Yes. For example, a service starts sending bad data due to a bug. Now other services have acted on it, stored it, etc. It becomes a problem for many people.

jayd16 · on July 7, 2020

This assumes the teams are using compatible frameworks, build systems, or even languages. A web API is often the easiest common denominator.

Then you get into deployment orchestration. Not every org can handle pure CI/CD. Even if they could they'd have to all agree to it.

pragmaticdev · on July 7, 2020

It's much more difficult to evolve with technology or run experiments and you'd better make sure you pick the right frameworks and tech stacks upfront.

oftenwrong · on July 7, 2020

It is possible to keep teams "on islands" with a modular monolith. Each team builds a module. Logging, monitoring, and other shared infrastructure is there for all teams.

soonnow · on July 7, 2020

Until you come to the deployment phase where all teams need to communicate and deploy in sync. This can be a significant factor for slow down.

Also Microservices don't sync on the datastore, these are (in theory) not shared.

So yes Microservices can be emulated in Monolithic architectures, as can Monolithic Microservices be built. Usually you end up with the worst of both worlds. The complexity of Microservices with the speed of Monoliths.

soonnow · on July 8, 2020

Here is an article where I look at this issue in more detail https://thenewstack.io/microservices-vs-monoliths-an-operati...

mytailorisrich · on July 7, 2020

Organisation and communication between teams is improved by having good APIs.

You can have that with or without microservices.
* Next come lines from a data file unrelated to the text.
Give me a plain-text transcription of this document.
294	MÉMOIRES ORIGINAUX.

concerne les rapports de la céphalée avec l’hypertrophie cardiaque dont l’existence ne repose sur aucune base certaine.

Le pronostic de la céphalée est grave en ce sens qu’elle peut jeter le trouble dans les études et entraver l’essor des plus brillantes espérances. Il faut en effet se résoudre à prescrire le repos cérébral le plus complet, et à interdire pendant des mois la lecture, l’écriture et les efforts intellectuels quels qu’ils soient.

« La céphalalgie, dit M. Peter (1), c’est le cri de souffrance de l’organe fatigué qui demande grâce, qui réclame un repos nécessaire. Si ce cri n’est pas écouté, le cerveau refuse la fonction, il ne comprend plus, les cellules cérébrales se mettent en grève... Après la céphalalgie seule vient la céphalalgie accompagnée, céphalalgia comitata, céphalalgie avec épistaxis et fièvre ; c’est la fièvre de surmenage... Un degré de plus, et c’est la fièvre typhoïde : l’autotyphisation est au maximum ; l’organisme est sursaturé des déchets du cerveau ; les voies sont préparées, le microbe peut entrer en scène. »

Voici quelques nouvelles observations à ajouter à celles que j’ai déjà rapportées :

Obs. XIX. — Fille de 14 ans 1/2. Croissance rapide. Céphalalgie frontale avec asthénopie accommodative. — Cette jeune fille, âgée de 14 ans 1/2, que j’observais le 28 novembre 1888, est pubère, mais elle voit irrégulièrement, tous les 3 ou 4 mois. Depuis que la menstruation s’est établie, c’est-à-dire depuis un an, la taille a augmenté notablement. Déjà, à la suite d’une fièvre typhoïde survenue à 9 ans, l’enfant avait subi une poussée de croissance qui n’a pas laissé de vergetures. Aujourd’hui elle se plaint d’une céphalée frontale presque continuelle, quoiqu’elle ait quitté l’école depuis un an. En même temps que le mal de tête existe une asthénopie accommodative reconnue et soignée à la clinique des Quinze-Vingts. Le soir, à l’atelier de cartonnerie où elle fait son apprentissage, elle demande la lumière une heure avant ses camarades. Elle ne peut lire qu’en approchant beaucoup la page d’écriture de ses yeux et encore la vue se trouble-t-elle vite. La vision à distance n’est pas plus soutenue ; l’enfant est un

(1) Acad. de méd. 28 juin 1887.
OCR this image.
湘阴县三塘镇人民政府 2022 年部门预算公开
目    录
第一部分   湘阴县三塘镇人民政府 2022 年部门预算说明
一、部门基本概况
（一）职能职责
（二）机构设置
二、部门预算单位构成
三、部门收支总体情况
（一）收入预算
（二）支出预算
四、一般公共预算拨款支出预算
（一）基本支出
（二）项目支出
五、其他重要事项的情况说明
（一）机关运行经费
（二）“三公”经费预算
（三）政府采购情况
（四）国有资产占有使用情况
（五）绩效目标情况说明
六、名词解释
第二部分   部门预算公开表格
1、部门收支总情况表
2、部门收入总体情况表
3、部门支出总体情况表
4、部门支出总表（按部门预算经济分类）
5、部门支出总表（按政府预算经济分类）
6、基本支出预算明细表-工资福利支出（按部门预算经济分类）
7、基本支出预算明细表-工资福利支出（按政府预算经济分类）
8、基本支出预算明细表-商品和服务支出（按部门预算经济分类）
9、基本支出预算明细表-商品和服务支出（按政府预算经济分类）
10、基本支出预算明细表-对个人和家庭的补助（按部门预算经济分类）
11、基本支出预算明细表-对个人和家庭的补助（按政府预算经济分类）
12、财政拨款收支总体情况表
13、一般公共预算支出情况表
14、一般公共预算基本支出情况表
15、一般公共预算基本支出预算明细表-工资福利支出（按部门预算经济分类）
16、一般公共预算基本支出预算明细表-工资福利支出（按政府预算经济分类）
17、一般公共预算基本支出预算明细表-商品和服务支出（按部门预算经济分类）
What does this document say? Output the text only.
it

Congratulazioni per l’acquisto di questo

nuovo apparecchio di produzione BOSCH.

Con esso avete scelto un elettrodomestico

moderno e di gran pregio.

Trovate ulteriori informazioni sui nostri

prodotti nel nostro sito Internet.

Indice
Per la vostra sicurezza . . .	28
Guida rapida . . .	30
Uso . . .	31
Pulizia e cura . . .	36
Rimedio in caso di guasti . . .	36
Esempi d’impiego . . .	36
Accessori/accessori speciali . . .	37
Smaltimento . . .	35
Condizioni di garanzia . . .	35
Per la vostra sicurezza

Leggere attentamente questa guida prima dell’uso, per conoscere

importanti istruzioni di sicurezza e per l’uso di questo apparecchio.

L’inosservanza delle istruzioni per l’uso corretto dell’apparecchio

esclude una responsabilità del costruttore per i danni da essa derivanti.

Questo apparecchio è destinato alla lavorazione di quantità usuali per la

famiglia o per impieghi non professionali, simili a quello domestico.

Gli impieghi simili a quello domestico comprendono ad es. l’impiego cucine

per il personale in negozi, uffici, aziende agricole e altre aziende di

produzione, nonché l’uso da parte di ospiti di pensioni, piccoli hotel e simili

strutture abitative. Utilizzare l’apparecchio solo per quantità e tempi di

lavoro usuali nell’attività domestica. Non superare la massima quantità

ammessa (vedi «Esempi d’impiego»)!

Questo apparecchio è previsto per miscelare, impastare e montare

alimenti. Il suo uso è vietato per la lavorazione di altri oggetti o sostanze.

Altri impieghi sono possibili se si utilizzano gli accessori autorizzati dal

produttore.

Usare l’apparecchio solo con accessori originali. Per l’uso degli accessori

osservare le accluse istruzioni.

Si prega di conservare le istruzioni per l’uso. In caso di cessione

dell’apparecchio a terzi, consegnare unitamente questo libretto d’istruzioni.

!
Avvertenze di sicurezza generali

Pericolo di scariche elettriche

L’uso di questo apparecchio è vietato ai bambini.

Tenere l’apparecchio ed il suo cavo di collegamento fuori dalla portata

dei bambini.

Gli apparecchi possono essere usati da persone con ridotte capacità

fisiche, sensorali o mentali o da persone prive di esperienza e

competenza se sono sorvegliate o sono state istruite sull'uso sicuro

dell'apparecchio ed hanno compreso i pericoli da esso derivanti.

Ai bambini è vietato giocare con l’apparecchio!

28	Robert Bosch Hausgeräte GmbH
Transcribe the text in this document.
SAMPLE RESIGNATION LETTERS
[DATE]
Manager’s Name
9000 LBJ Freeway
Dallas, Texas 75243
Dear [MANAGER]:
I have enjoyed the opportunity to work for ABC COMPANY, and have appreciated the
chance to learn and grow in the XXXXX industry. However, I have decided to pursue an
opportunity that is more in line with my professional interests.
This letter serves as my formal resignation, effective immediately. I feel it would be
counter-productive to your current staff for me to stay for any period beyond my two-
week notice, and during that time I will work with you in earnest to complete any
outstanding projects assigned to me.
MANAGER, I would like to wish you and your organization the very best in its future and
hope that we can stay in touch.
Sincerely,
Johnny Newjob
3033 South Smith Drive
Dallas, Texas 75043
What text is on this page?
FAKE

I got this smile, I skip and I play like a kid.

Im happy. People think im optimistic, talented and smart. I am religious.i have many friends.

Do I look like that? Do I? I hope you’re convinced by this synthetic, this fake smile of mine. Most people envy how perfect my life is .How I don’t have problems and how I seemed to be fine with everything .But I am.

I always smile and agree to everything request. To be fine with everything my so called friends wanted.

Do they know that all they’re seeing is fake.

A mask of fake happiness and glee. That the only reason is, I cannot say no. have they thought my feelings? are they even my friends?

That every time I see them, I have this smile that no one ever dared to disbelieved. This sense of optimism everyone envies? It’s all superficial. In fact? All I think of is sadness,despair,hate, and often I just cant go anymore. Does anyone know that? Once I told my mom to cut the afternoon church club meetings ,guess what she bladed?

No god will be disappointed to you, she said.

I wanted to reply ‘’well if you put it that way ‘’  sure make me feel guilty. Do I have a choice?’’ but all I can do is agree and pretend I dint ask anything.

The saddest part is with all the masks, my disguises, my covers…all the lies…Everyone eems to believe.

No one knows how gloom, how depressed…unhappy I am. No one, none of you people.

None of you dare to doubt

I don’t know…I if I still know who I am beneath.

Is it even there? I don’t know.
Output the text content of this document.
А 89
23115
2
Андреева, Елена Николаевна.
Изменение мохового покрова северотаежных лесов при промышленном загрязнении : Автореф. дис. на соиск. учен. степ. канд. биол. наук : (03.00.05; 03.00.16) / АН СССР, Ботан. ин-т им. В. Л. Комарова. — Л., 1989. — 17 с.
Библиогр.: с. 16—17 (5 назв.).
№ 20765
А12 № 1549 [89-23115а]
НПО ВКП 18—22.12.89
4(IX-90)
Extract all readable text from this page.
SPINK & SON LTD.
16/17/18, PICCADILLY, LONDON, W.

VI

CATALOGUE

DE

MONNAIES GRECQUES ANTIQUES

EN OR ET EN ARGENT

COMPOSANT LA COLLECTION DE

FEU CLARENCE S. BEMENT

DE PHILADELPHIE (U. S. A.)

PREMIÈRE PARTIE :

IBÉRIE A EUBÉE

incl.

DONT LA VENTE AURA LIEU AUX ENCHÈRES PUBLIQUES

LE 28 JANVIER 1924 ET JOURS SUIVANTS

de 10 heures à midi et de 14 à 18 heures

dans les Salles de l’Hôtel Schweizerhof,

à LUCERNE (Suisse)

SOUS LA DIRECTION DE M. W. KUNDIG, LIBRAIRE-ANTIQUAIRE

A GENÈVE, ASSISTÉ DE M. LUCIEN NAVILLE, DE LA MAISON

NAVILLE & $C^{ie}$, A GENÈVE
You can screw this up with or without microservices.

The main factors for going for microservices are technical but, as always, must be understood.

sandGorgon · on July 7, 2020

you can do islands of communications in a monolith as well, with the added advantage of significantly lower deployment complexity as well lower incidental complexity

collyw · on July 7, 2020

I view a working microservices application as a monolith with unreliable network connections between components. So overall adding a lot more complexity for the promise of lowers costs and scale-ability.

One advantage that I do see is the ability to deploy components individually, but I see more downsides than benefits overall. I hope that consensus is becoming "start with a (modular, well designed) monolith and scale out the parts as needed".

tluyben2 · on July 7, 2020

And (much) lower deployment costs, lower staffing costs, and lower development costs... In my experience anyway.

pragmaticdev · on July 7, 2020

This is only true for trivially small products. The pipeline complexity for multi-team monoliths can consume an entire dev team to maintain.